Carlotta kendi kendine mırıldandıktan sonra, hala askerlerin yenilgilerine
karşılık yaptıkları kutlamalara devam eden kalabalığın önüne ilerledi.
“İyi dinleyin yurttaşlar! Ben Carlotta De Maya, Faldien
Kutsal Şövalyeler Ordusu’ndan bir paladinim!” Asil sesi, etrafındakiler hemen
susup dikkat kesilmesine neden olmuştu. “Etrafınıza bakın! Gurur duyduğumuz
başkentimizin durumuna, itibarımızın nasıl yerlerde süründüğüne bakın!”
Parmağıyla gösterdiği örnekler askerlerdi. Halkın onlar
hakkındaki görüşü belliydi. Bir kişi bile ne onları uyandırmak ne de onlara
yardım etmek istemişti. Düştükleri yerde bırakılmışlardı.

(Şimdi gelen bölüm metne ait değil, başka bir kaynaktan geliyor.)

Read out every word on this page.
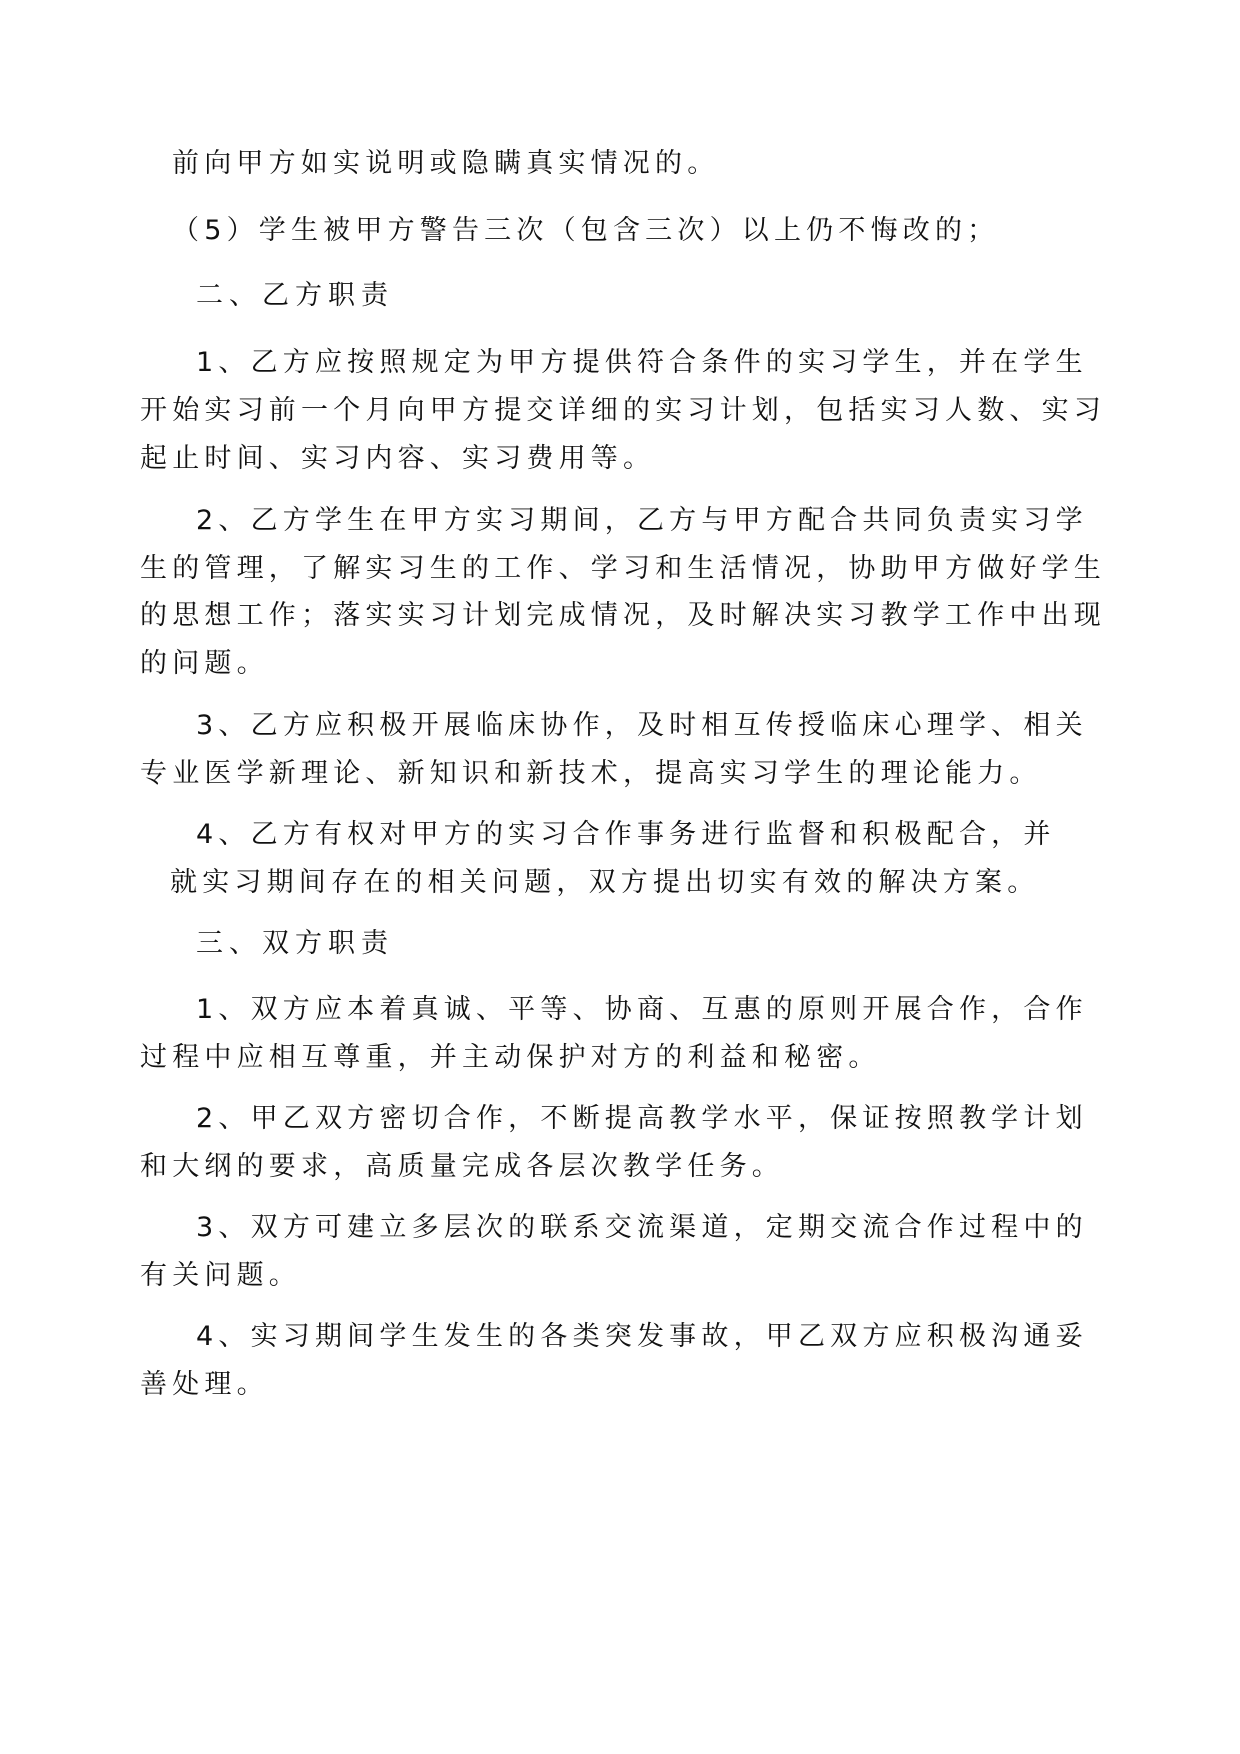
前向甲方如实说明或隐瞒真实情况的。
（5）学生被甲方警告三次（包含三次）以上仍不悔改的；
二、乙方职责
1、乙方应按照规定为甲方提供符合条件的实习学生，并在学生
开始实习前一个月向甲方提交详细的实习计划，包括实习人数、实习
起止时间、实习内容、实习费用等。
2、乙方学生在甲方实习期间，乙方与甲方配合共同负责实习学
生的管理，了解实习生的工作、学习和生活情况，协助甲方做好学生
的思想工作；落实实习计划完成情况，及时解决实习教学工作中出现
的问题。
3、乙方应积极开展临床协作，及时相互传授临床心理学、相关
专业医学新理论、新知识和新技术，提高实习学生的理论能力。
4、乙方有权对甲方的实习合作事务进行监督和积极配合，并
就实习期间存在的相关问题，双方提出切实有效的解决方案。
三、双方职责
1、双方应本着真诚、平等、协商、互惠的原则开展合作，合作
过程中应相互尊重，并主动保护对方的利益和秘密。
2、甲乙双方密切合作，不断提高教学水平，保证按照教学计划
和大纲的要求，高质量完成各层次教学任务。
3、双方可建立多层次的联系交流渠道，定期交流合作过程中的
有关问题。
4、实习期间学生发生的各类突发事故，甲乙双方应积极沟通妥
善处理。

“Şu anki yönetim, zalim demir yumruğuyla, haksız bir şekilde
bize baskı uygulamaktan başka bir şey yapmıyor. Ama zaman bizim yanımızda.
Yönetim taht üzerindeki hakkını sağlamlaştırmak için gerek duyduğu gücü
toplayacak. Bu güç onların elinden alınmazsa, gelecekte nelerin olacağını
kolaylıkla tahmin edebileceğinizden eminim.”

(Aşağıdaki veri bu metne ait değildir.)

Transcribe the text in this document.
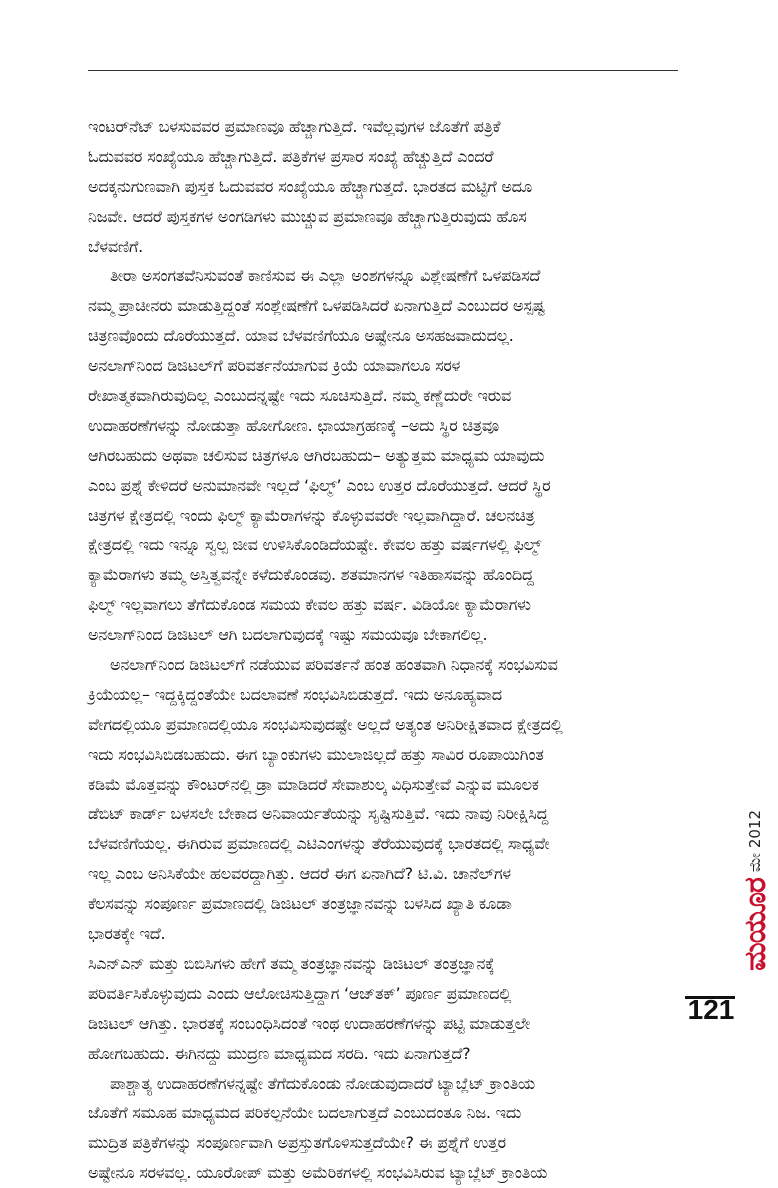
ಇಂಟರ್‌ನೆಟ್ ಬಳಸುವವರ ಪ್ರಮಾಣವೂ ಹೆಚ್ಚಾಗುತ್ತಿದೆ. ಇವೆಲ್ಲವುಗಳ ಜೊತೆಗೆ ಪತ್ರಿಕೆ
ಓದುವವರ ಸಂಖ್ಯೆಯೂ ಹೆಚ್ಚಾಗುತ್ತಿದೆ. ಪತ್ರಿಕೆಗಳ ಪ್ರಸಾರ ಸಂಖ್ಯೆ ಹೆಚ್ಚುತ್ತಿದೆ ಎಂದರೆ
ಅದಕ್ಕನುಗುಣವಾಗಿ ಪುಸ್ತಕ ಓದುವವರ ಸಂಖ್ಯೆಯೂ ಹೆಚ್ಚಾಗುತ್ತದೆ. ಭಾರತದ ಮಟ್ಟಿಗೆ ಅದೂ
ನಿಜವೇ. ಆದರೆ ಪುಸ್ತಕಗಳ ಅಂಗಡಿಗಳು ಮುಚ್ಚುವ ಪ್ರಮಾಣವೂ ಹೆಚ್ಚಾಗುತ್ತಿರುವುದು ಹೊಸ
ಬೆಳವಣಿಗೆ.
ತೀರಾ ಅಸಂಗತವೆನಿಸುವಂತೆ ಕಾಣಿಸುವ ಈ ಎಲ್ಲಾ ಅಂಶಗಳನ್ನೂ ವಿಶ್ಲೇಷಣೆಗೆ ಒಳಪಡಿಸದೆ
ನಮ್ಮ ಪ್ರಾಚೀನರು ಮಾಡುತ್ತಿದ್ದಂತೆ ಸಂಶ್ಲೇಷಣೆಗೆ ಒಳಪಡಿಸಿದರೆ ಏನಾಗುತ್ತಿದೆ ಎಂಬುದರ ಅಸ್ಪಷ್ಟ
ಚಿತ್ರಣವೊಂದು ದೊರೆಯುತ್ತದೆ. ಯಾವ ಬೆಳವಣಿಗೆಯೂ ಅಷ್ಟೇನೂ ಅಸಹಜವಾದುದಲ್ಲ.
ಅನಲಾಗ್‌ನಿಂದ ಡಿಜಿಟಲ್‌ಗೆ ಪರಿವರ್ತನೆಯಾಗುವ ಕ್ರಿಯೆ ಯಾವಾಗಲೂ ಸರಳ
ರೇಖಾತ್ಮಕವಾಗಿರುವುದಿಲ್ಲ ಎಂಬುದನ್ನಷ್ಟೇ ಇದು ಸೂಚಿಸುತ್ತಿದೆ. ನಮ್ಮ ಕಣ್ಣೆದುರೇ ಇರುವ
ಉದಾಹರಣೆಗಳನ್ನು ನೋಡುತ್ತಾ ಹೋಗೋಣ. ಛಾಯಾಗ್ರಹಣಕ್ಕೆ –ಅದು ಸ್ಥಿರ ಚಿತ್ರವೂ
ಆಗಿರಬಹುದು ಅಥವಾ ಚಲಿಸುವ ಚಿತ್ರಗಳೂ ಆಗಿರಬಹುದು– ಅತ್ಯುತ್ತಮ ಮಾಧ್ಯಮ ಯಾವುದು
ಎಂಬ ಪ್ರಶ್ನೆ ಕೇಳಿದರೆ ಅನುಮಾನವೇ ಇಲ್ಲದೆ ‘ಫಿಲ್ಮ್’ ಎಂಬ ಉತ್ತರ ದೊರೆಯುತ್ತದೆ. ಆದರೆ ಸ್ಥಿರ
ಚಿತ್ರಗಳ ಕ್ಷೇತ್ರದಲ್ಲಿ ಇಂದು ಫಿಲ್ಮ್ ಕ್ಯಾಮೆರಾಗಳನ್ನು ಕೊಳ್ಳುವವರೇ ಇಲ್ಲವಾಗಿದ್ದಾರೆ. ಚಲನಚಿತ್ರ
ಕ್ಷೇತ್ರದಲ್ಲಿ ಇದು ಇನ್ನೂ ಸ್ವಲ್ಪ ಜೀವ ಉಳಿಸಿಕೊಂಡಿದೆಯಷ್ಟೇ. ಕೇವಲ ಹತ್ತು ವರ್ಷಗಳಲ್ಲಿ ಫಿಲ್ಮ್
ಕ್ಯಾಮೆರಾಗಳು ತಮ್ಮ ಅಸ್ತಿತ್ವವನ್ನೇ ಕಳೆದುಕೊಂಡವು. ಶತಮಾನಗಳ ಇತಿಹಾಸವನ್ನು ಹೊಂದಿದ್ದ
ಫಿಲ್ಮ್ ಇಲ್ಲವಾಗಲು ತೆಗೆದುಕೊಂಡ ಸಮಯ ಕೇವಲ ಹತ್ತು ವರ್ಷ. ವಿಡಿಯೋ ಕ್ಯಾಮೆರಾಗಳು
ಅನಲಾಗ್‌ನಿಂದ ಡಿಜಿಟಲ್ ಆಗಿ ಬದಲಾಗುವುದಕ್ಕೆ ಇಷ್ಟು ಸಮಯವೂ ಬೇಕಾಗಲಿಲ್ಲ.
ಅನಲಾಗ್‌ನಿಂದ ಡಿಜಿಟಲ್‌ಗೆ ನಡೆಯುವ ಪರಿವರ್ತನೆ ಹಂತ ಹಂತವಾಗಿ ನಿಧಾನಕ್ಕೆ ಸಂಭವಿಸುವ
ಕ್ರಿಯೆಯಲ್ಲ– ಇದ್ದಕ್ಕಿದ್ದಂತೆಯೇ ಬದಲಾವಣೆ ಸಂಭವಿಸಿಬಿಡುತ್ತದೆ. ಇದು ಅನೂಹ್ಯವಾದ
ವೇಗದಲ್ಲಿಯೂ ಪ್ರಮಾಣದಲ್ಲಿಯೂ ಸಂಭವಿಸುವುದಷ್ಟೇ ಅಲ್ಲದೆ ಅತ್ಯಂತ ಅನಿರೀಕ್ಷಿತವಾದ ಕ್ಷೇತ್ರದಲ್ಲಿ
ಇದು ಸಂಭವಿಸಿಬಿಡಬಹುದು. ಈಗ ಬ್ಯಾಂಕುಗಳು ಮುಲಾಜಿಲ್ಲದೆ ಹತ್ತು ಸಾವಿರ ರೂಪಾಯಿಗಿಂತ
ಕಡಿಮೆ ಮೊತ್ತವನ್ನು ಕೌಂಟರ್‌ನಲ್ಲಿ ಡ್ರಾ ಮಾಡಿದರೆ ಸೇವಾಶುಲ್ಕ ವಿಧಿಸುತ್ತೇವೆ ಎನ್ನುವ ಮೂಲಕ
ಡೆಬಿಟ್ ಕಾರ್ಡ್ ಬಳಸಲೇ ಬೇಕಾದ ಅನಿವಾರ್ಯತೆಯನ್ನು ಸೃಷ್ಟಿಸುತ್ತಿವೆ. ಇದು ನಾವು ನಿರೀಕ್ಷಿಸಿದ್ದ
ಬೆಳವಣಿಗೆಯಲ್ಲ. ಈಗಿರುವ ಪ್ರಮಾಣದಲ್ಲಿ ಎಟಿಎಂಗಳನ್ನು ತೆರೆಯುವುದಕ್ಕೆ ಭಾರತದಲ್ಲಿ ಸಾಧ್ಯವೇ
ಇಲ್ಲ ಎಂಬ ಅನಿಸಿಕೆಯೇ ಹಲವರದ್ದಾಗಿತ್ತು. ಆದರೆ ಈಗ ಏನಾಗಿದೆ? ಟಿ.ವಿ. ಚಾನೆಲ್‌ಗಳ
ಕೆಲಸವನ್ನು ಸಂಪೂರ್ಣ ಪ್ರಮಾಣದಲ್ಲಿ ಡಿಜಿಟಲ್ ತಂತ್ರಜ್ಞಾನವನ್ನು ಬಳಸಿದ ಖ್ಯಾತಿ ಕೂಡಾ
ಭಾರತಕ್ಕೇ ಇದೆ.
ಸಿಎನ್‌ಎನ್ ಮತ್ತು ಬಿಬಿಸಿಗಳು ಹೇಗೆ ತಮ್ಮ ತಂತ್ರಜ್ಞಾನವನ್ನು ಡಿಜಿಟಲ್ ತಂತ್ರಜ್ಞಾನಕ್ಕೆ
ಪರಿವರ್ತಿಸಿಕೊಳ್ಳುವುದು ಎಂದು ಆಲೋಚಿಸುತ್ತಿದ್ದಾಗ ‘ಆಜ್‌ತಕ್’ ಪೂರ್ಣ ಪ್ರಮಾಣದಲ್ಲಿ
ಡಿಜಿಟಲ್ ಆಗಿತ್ತು. ಭಾರತಕ್ಕೆ ಸಂಬಂಧಿಸಿದಂತೆ ಇಂಥ ಉದಾಹರಣೆಗಳನ್ನು ಪಟ್ಟಿ ಮಾಡುತ್ತಲೇ
ಹೋಗಬಹುದು. ಈಗಿನದ್ದು ಮುದ್ರಣ ಮಾಧ್ಯಮದ ಸರದಿ. ಇದು ಏನಾಗುತ್ತದೆ?
ಪಾಶ್ಚಾತ್ಯ ಉದಾಹರಣೆಗಳನ್ನಷ್ಟೇ ತೆಗೆದುಕೊಂಡು ನೋಡುವುದಾದರೆ ಟ್ಯಾಬ್ಲೆಟ್ ಕ್ರಾಂತಿಯ
ಜೊತೆಗೆ ಸಮೂಹ ಮಾಧ್ಯಮದ ಪರಿಕಲ್ಪನೆಯೇ ಬದಲಾಗುತ್ತದೆ ಎಂಬುದಂತೂ ನಿಜ. ಇದು
ಮುದ್ರಿತ ಪತ್ರಿಕೆಗಳನ್ನು ಸಂಪೂರ್ಣವಾಗಿ ಅಪ್ರಸ್ತುತಗೊಳಿಸುತ್ತದೆಯೇ? ಈ ಪ್ರಶ್ನೆಗೆ ಉತ್ತರ
ಅಷ್ಟೇನೂ ಸರಳವಲ್ಲ. ಯೂರೋಪ್ ಮತ್ತು ಅಮೆರಿಕಗಳಲ್ಲಿ ಸಂಭವಿಸಿರುವ ಟ್ಯಾಬ್ಲೆಟ್ ಕ್ರಾಂತಿಯ
ಮಯೂರ
ಮೇ 2012
121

Rahatsız ve korku dolu mırıltılar kalabalıktan yükselmeye
başladı.
“Ama merak etmeyin. Umudunuzu kaybetmeyin. Biz kilise
olarak, bunun olmasına izin vermeyeceğiz. Yakında, kendi geleceğimiz kendi
ellerimizle alacağız. Kendimizi, refah için yönlendirmeye adayacağız!”
Carlotta’nın bir süreliğine duraklaması, kalabalığın cesur
bağrışmaların kopmasına neden oldu. Hiç kimse onun söylediklerini ve
çıkarımlarını sorgulamıyordu. Bunun iki sebebinden biri, kalabalığın çoktan
öfkeyle dolu olması ve diğeri ise Carlotta’nın olağanüstü karizmasıydı.

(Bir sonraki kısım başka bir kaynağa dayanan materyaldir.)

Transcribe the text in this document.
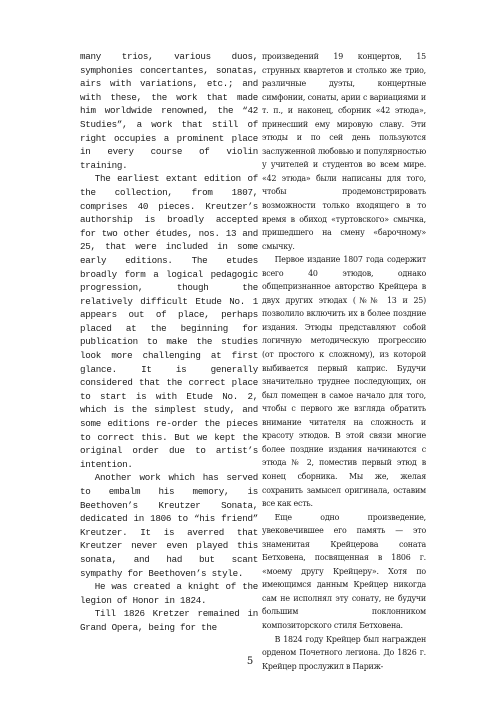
many trios, various duos, symphonies concertantes, sonatas, airs with variations, etc.; and with these, the work that made him worldwide renowned, the “42 Studies”, a work that still of right occupies a prominent place in every course of violin training.

The earliest extant edition of the collection, from 1807, comprises 40 pieces. Kreutzer’s authorship is broadly accepted for two other études, nos. 13 and 25, that were included in some early editions. The etudes broadly form a logical pedagogic progression, though the relatively difficult Etude No. 1 appears out of place, perhaps placed at the beginning for publication to make the studies look more challenging at first glance. It is generally considered that the correct place to start is with Etude No. 2, which is the simplest study, and some editions re-order the pieces to correct this. But we kept the original order due to artist’s intention.

Another work which has served to embalm his memory, is Beethoven’s Kreutzer Sonata, dedicated in 1806 to “his friend” Kreutzer. It is averred that Kreutzer never even played this sonata, and had but scant sympathy for Beethoven’s style.

He was created a knight of the legion of Honor in 1824.

Till 1826 Kretzer remained in Grand Opera, being for the

произведений 19 концертов, 15 струнных квартетов и столько же трио, различные дуэты, концертные симфонии, сонаты, арии с вариациями и т. п., и наконец, сборник «42 этюда», принесший ему мировую славу. Эти этюды и по сей день пользуются заслуженной любовью и популярностью у учителей и студентов во всем мире. «42 этюда» были написаны для того, чтобы продемонстрировать возможности только входящего в то время в обиход «туртовского» смычка, пришедшего на смену «барочному» смычку.

Первое издание 1807 года содержит всего 40 этюдов, однако общепризнанное авторство Крейцера в двух других этюдах (№№ 13 и 25) позволило включить их в более поздние издания. Этюды представляют собой логичную методическую прогрессию (от простого к сложному), из которой выбивается первый каприс. Будучи значительно труднее последующих, он был помещен в самое начало для того, чтобы с первого же взгляда обратить внимание читателя на сложность и красоту этюдов. В этой связи многие более поздние издания начинаются с этюда № 2, поместив первый этюд в конец сборника. Мы же, желая сохранить замысел оригинала, оставим все как есть.

Еще одно произведение, увековечившее его память — это знаменитая Крейцерова соната Бетховена, посвященная в 1806 г. «моему другу Крейцеру». Хотя по имеющимся данным Крейцер никогда сам не исполнял эту сонату, не будучи большим поклонником композиторского стиля Бетховена.

В 1824 году Крейцер был награжден орденом Почетного легиона. До 1826 г. Крейцер прослужил в Париж-

5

“İyi dinleyin! Biz, kilise olarak, yaşamlarımızı hak ettiği
duruma getirmek için bir savaşa, bir çatışmaya gireceğiz. Sizden kalplerinizi
cesaretle doldurmanızı istiyorum. Sizi baskılayan adaletsizliğe karşı
silahlanın ve savaşın! Tanrı bizimle olacaktır. Zafere ulaşmamız bizim
elimizde!”
Kalabalıktan yine heyecanlı bağırışımalar koptu, bu sefer
her zamankinden daha da yüksekti. Kadın, erkek, kalabalıkta bulunan herkes,
yumruklarını göğe kaldırmış, daha iyi bir gelecek için harekete geçiyorlardı.